Chic ! Chic ! Chic ! Encore
un disque avec une pochette ultra moche ! Mais ce n’est pas n’importe
quelle pochette non plus : il y a écrit NAPALM DEATH dessus. Signé par le
danois Frode Sylthe – qui semble avoir pris
un abonnement avec nos grindeux préférés depuis quelques années – l’artwork de Throes Of Joy In The Jaws Of Defeatism
ne laissera toutefois pas indifférent tant il est explicite : une colombe
étranglée et démantibulée jusqu’au sang par une main gantée de latex. Au moins
le message est clair, surtout qu’il est accompagné d’un titre d’album
traduisible par quelque chose comme « les
affres de la joie dans les mâchoires du défaitisme ». En gros : ne
nous laissons pas faire et continuons le combat sans nous laissez aller au
cynisme du profitons-en avant qu’il ne soit trop tard et avant la fin du monde.
OK, j’avoue extrapoler un tantinet mais dans l’idée c’est ça. Napalm Death fait toujours de la
politique, à sa façon.
Pour
son seizième album studio – le sixième pour Century Media – le groupe aura pris
son temps puisque cinq années déjà se sont écoulées depuis Apex Predator - Easy Meat mais surtout le groupe nous aura fait
bien peur : en 2014 le guitariste Mitch Harris annonçait sa mise en
retrait et désormais il est remplacé en concert par le jeune et talentueux John
Cooke… Harris est néanmoins crédité comme guitariste dans les notes qui
accompagnent le disque, ce qui en a rassuré plus d’un. Il n’empêche que Napalm Death tourne dorénavant à 98 %
autour du tandem Shane Embury / Barney Greenway crédité de onze compositions de
Throes Of Joy In The Jaws Of Defeatism
sur douze (le premier à la musique et le second aux textes, à chacun son
boulot).

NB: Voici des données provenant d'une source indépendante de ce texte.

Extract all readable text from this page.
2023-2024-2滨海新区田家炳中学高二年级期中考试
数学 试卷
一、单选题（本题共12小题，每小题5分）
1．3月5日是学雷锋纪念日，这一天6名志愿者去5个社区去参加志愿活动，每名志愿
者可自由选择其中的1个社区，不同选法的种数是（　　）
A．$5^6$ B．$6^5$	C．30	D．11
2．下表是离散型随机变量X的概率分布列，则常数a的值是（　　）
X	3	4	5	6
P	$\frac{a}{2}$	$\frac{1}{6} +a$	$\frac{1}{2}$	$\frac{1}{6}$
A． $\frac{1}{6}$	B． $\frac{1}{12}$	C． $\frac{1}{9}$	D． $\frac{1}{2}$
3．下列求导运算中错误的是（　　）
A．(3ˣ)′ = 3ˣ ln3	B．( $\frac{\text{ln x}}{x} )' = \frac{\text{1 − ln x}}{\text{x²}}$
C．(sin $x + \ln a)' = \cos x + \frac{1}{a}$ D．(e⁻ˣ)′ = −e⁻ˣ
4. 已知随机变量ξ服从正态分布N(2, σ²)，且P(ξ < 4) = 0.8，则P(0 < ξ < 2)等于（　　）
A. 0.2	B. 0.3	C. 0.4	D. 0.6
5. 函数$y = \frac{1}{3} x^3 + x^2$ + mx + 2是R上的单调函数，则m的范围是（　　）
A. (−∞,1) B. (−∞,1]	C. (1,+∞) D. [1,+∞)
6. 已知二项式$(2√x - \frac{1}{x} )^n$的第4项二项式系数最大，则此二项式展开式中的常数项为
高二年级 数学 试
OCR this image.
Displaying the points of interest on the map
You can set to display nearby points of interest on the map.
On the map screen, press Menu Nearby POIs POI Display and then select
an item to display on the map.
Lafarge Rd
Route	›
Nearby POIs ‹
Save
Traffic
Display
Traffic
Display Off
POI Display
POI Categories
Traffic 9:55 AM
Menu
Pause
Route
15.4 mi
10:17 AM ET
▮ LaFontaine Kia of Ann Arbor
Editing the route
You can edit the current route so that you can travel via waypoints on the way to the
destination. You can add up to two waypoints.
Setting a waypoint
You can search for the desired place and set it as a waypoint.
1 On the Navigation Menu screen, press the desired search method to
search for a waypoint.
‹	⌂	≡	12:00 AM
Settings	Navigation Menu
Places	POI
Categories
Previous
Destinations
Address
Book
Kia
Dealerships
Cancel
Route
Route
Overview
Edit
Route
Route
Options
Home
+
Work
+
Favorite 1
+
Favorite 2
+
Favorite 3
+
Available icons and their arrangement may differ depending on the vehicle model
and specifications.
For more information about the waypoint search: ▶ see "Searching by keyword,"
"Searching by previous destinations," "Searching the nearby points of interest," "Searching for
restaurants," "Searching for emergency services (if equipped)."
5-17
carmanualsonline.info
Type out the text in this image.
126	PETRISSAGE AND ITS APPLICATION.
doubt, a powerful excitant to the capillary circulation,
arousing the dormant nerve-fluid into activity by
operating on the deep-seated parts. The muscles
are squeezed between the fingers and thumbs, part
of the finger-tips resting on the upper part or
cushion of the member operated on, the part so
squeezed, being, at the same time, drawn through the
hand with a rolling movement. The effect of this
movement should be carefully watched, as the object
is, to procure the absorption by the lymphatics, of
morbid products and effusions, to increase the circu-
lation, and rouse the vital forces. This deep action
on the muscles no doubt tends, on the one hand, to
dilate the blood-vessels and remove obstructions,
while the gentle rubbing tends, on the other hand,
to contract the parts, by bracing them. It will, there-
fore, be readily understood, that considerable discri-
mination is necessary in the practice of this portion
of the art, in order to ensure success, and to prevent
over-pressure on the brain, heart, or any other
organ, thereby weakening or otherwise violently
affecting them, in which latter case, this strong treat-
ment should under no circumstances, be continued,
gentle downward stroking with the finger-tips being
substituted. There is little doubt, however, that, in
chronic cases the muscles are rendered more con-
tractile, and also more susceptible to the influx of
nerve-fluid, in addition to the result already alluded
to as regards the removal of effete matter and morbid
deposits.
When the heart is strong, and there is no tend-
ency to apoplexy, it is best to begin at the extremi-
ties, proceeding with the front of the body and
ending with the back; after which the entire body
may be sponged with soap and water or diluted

Beaucoup pensent qu’en fait c’est Embury qui a enregistré l’écrasante
majorité des parties de guitare du disque, en plus de la basse. On constatera
également que sur toutes les photos officielles de Napalm Death récemment publiées on ne voit qu’Embury, Greenway et
Herrera mais pas de Mitch Harris, par ailleurs également absent de la galerie
de portraits qui orne le livret du disque. Ce qui est extrêmement choquant.
Mais
qu’importe. L’histoire de Napalm Death est pour le moins compliquée – cela fait quand
même vingt huit années qu’il n’y a plus un seul membre originel dans le line-up
! – mais le logo du groupe est toujours celui qui apparaissait sur Scum, le premier album du groupe en
1987 : Napalm Death reste Napalm
Death. Et Throes Of Joy In The Jaws
Of Defeatism est un bon cru. Evidemment la musique des anglais n’est plus vraiment
du grind pur jus ou plutôt elle n’est plus uniquement ça, toute enrobée d’une
grosse production que rejetteront les puristes du genre et les aficionados du
crust toujours. Là-dessus, on ne peut qu’être d’accord avec les intégristes
mais on ne peut pas nier non plus toutes les qualités d’un groupe qui a su
évoluer et se renouveler (malgré une nette baisse de régime dans la deuxième
moitié des années 90).
Throes Of Joy In The Jaws Of Defeatism
comporte donc son lot de brûlots et question puissance de feu et rage extrême
les membres de Napalm Death, tout
vétérans qu’ils sont, n’ont rien à envier à qui ce soit. Fuck The Factoid et plus encore Backlash
Just Because puis That Curse of Being
In Thrall fournissent une excellente entrée en matière, un peu plus loin
confirmée par Fluxing Of The Muscle, Zero Gravitas Chamber ou le morceau
titre. Et puis, pour changer la donne, il y a Amoral qui fait penser à du Killing Joke, le (presque) final A Belly Of Salt And Spleen à la fois
grandiloquent et industriel ou le ténébreux et gothoïd Invigorating Clutch. Au milieu de tout ce raz-de-marée nuancé se
glisse cependant une composition très différente de toutes les autres :
coécrit avec le producteur du disque Russ Russel, Joie De Ne Pas Vivre est à la fois très rythmique – prépondérance
du couple basse / batterie dopée aux effets – et très indus-bidouille mais se
démarque surtout par la nature du chant presque possédé de Barney (vous avez
dit black metal ?). Le résultat est complètement hybride mais
incroyablement cohérent et il semble bien que ce soit un terrain sur lequel Napalm Death ne s’était encore jamais
aventuré jusqu’ici.
Et maintenant parlons bizness. La version vinyle de Throes Of Joy In The Jaws Of Defeatism comporte un titre
bonus : Feral Carve-up est un
bon exemple de grind/death passé au défoliant, il n’y a rien à redire
là-dessus. Il existe également une version CD « mediabook » du disque
avec ce même Feral Carve-up, ainsi
que deux autres titres supplémentaires, en fait deux reprises. La première est
une version plutôt réussie du White Kross
de Sonic Youth ; la seconde est un titre de Rudimentary Peni dont je ne
connais pas l’original. Une façon pour Napalm
Death de nous rappeler pour la énième fois son ouverture d’esprit… Mais signalons
que depuis que le groupe est chez Century Media tous ses disques ont bénéficié
de versions spéciales avec titres supplémentaires et que ces mêmes titres ont
plus tard été compilés sur le double album Coded Smears And More Uncommon Slurs.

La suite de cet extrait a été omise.